Disabled people in East Dunbartonshire want an urgent meeting with the Scottish Government’s transport minister over the council’s ‘shared space’ proposals for the Catherine Street junction in Kirkintilloch town centre.

The council wants to remove traffic lights and safety barriers at the junction as part of the scheme.

Despite a petition with 3,500-signatures and a protest outside council HQ by more than 400 people at the end of April, councillors voted through the scheme by 13-9 votes. Now members of East Dunbartonshire Visually Impaired Forum, led by chairman Sandy Taylor, want Transport Minister Derek Mackay to take up their concerns after he agreed the Highway Code does not cover the council’s plans.

Sandy said: “Council leader Rhondda Geekie’s recent claim the introduction of the shared space scheme in Kirkintilloch would lead to the ‘pedestrian being king’ has been dealt a severe setback.

“Mr Mackay quoted the following from the Highway Code – ‘pedestrians have no explicit right of way in law at uncontrolled crossings and in the event of an incident, it would be for the courts to determine where liability lay’.

“Mr Mackay further revealed the Highway Code was last updated in September 2007 and there are no plans to make any further amendments.”

Disabled protestors say last-minute safety measures by the council, including two pelican crossings at Catherine Street and Kerr Street, are “not good enough”.

Sandy said: “At the first meeting last week of the inappropriately named equality design forum set up by the council, it became apparent this scheme will rely on the public milling around the street to help slow the traffic. We therefore must be 
expendable.”

He added: “People with disabilities are effectively being designed out of the town centre. People will stay away as it will not be safe.”

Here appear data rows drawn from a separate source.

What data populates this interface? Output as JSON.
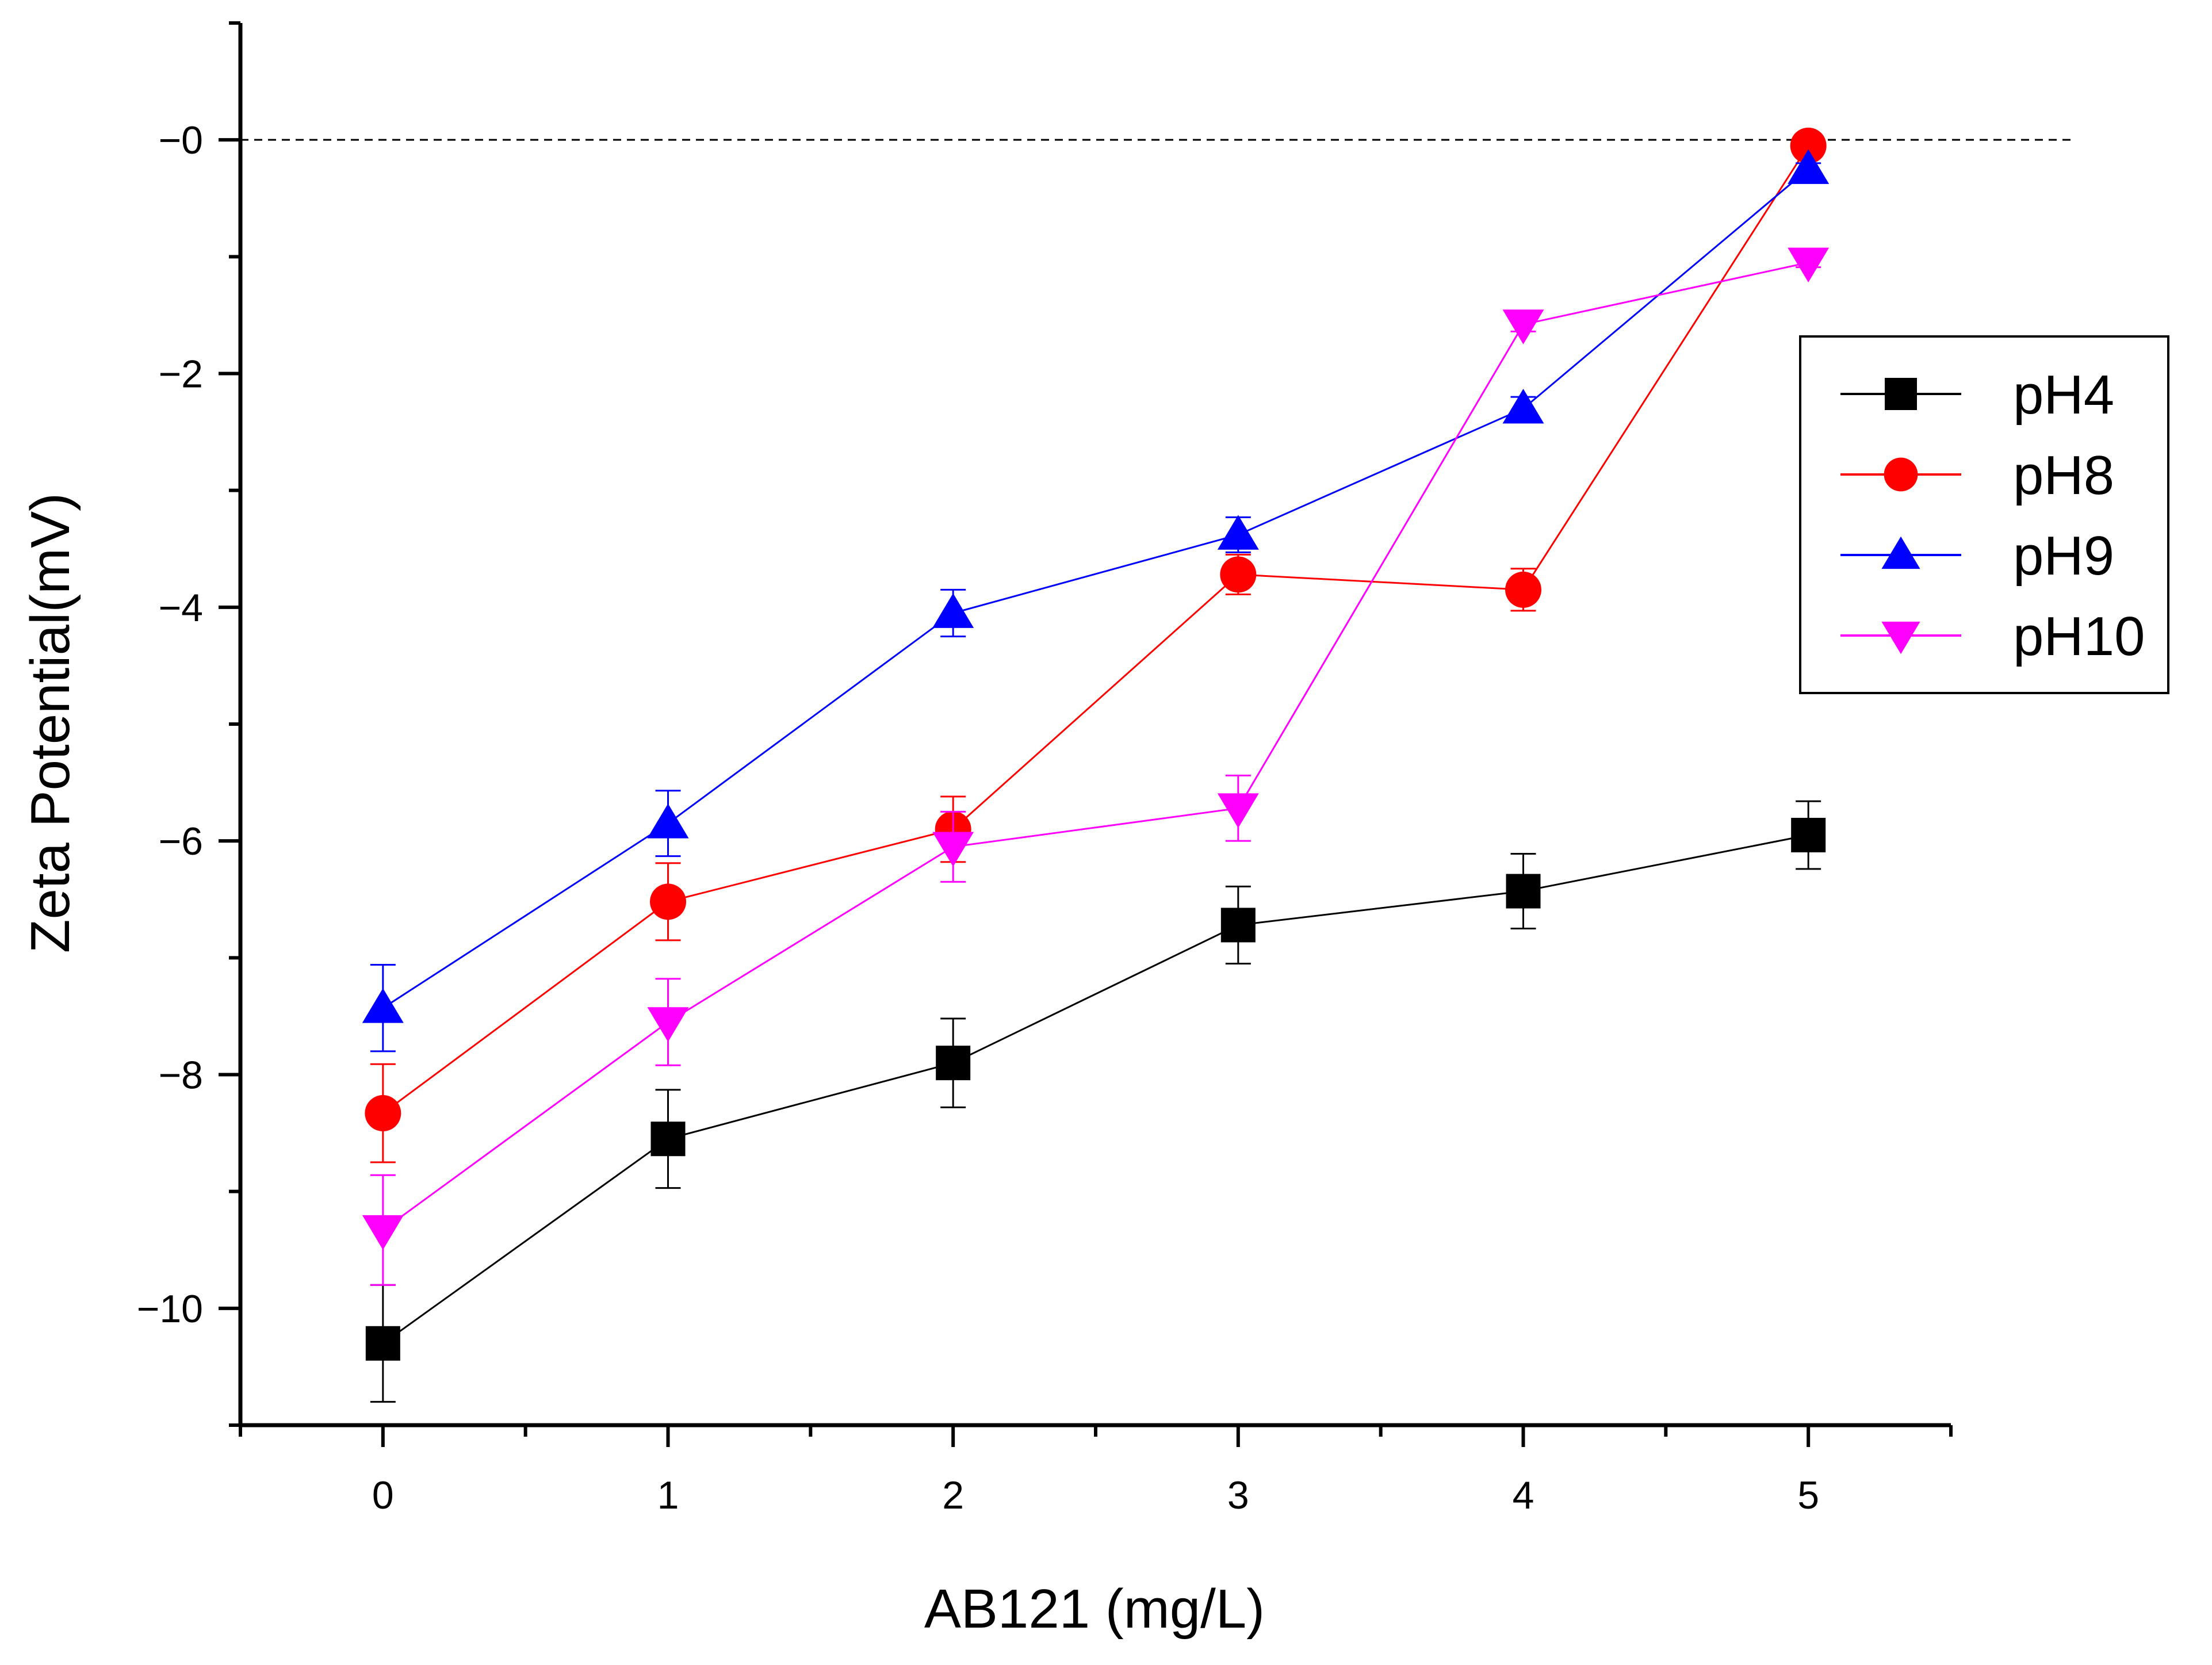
{
  "chart_data": {
    "type": "line",
    "title": "",
    "xlabel": "AB121 (mg/L)",
    "ylabel": "Zeta Potential(mV)",
    "xlim": [
      -0.5,
      5.5
    ],
    "ylim": [
      -11,
      1
    ],
    "x_ticks": [
      0,
      1,
      2,
      3,
      4,
      5
    ],
    "x_tick_labels": [
      "0",
      "1",
      "2",
      "3",
      "4",
      "5"
    ],
    "y_ticks": [
      0,
      -2,
      -4,
      -6,
      -8,
      -10
    ],
    "y_tick_labels": [
      "−0",
      "−2",
      "−4",
      "−6",
      "−8",
      "−10"
    ],
    "reference_line": 0,
    "grid": false,
    "legend_position": "right",
    "x": [
      0,
      1,
      2,
      3,
      4,
      5
    ],
    "series": [
      {
        "name": "pH4",
        "marker": "square",
        "color": "#000000",
        "values": [
          -10.3,
          -8.55,
          -7.9,
          -6.72,
          -6.43,
          -5.95
        ],
        "errors": [
          0.5,
          0.42,
          0.38,
          0.33,
          0.32,
          0.29
        ]
      },
      {
        "name": "pH8",
        "marker": "circle",
        "color": "#ff0000",
        "values": [
          -8.33,
          -6.52,
          -5.9,
          -3.72,
          -3.85,
          -0.05
        ],
        "errors": [
          0.42,
          0.33,
          0.28,
          0.17,
          0.18,
          0.05
        ]
      },
      {
        "name": "pH9",
        "marker": "triangle-up",
        "color": "#0000ff",
        "values": [
          -7.43,
          -5.85,
          -4.05,
          -3.38,
          -2.3,
          -0.25
        ],
        "errors": [
          0.37,
          0.28,
          0.2,
          0.15,
          0.1,
          0.05
        ]
      },
      {
        "name": "pH10",
        "marker": "triangle-down",
        "color": "#ff00ff",
        "values": [
          -9.33,
          -7.55,
          -6.05,
          -5.72,
          -1.58,
          -1.05
        ],
        "errors": [
          0.47,
          0.37,
          0.3,
          0.28,
          0.06,
          0.04
        ]
      }
    ]
  }
}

Thomas Glen, director of development and regeneration at the council, said the equality design forum had been set up to champion access issues and assist in 
decisions such as kerbing, pavements, crossing points, street lighting, transport movement and parking.

The first forum meeting was well attended, he said, by group representatives and the council’s equality policy advisor and sensory impairment officer, as well as Sustrans Scotland.

He added: “From this session, the project team has suggestions that can be taken forward and investigated further.”

Work is expected to 
start on the scheme by late September.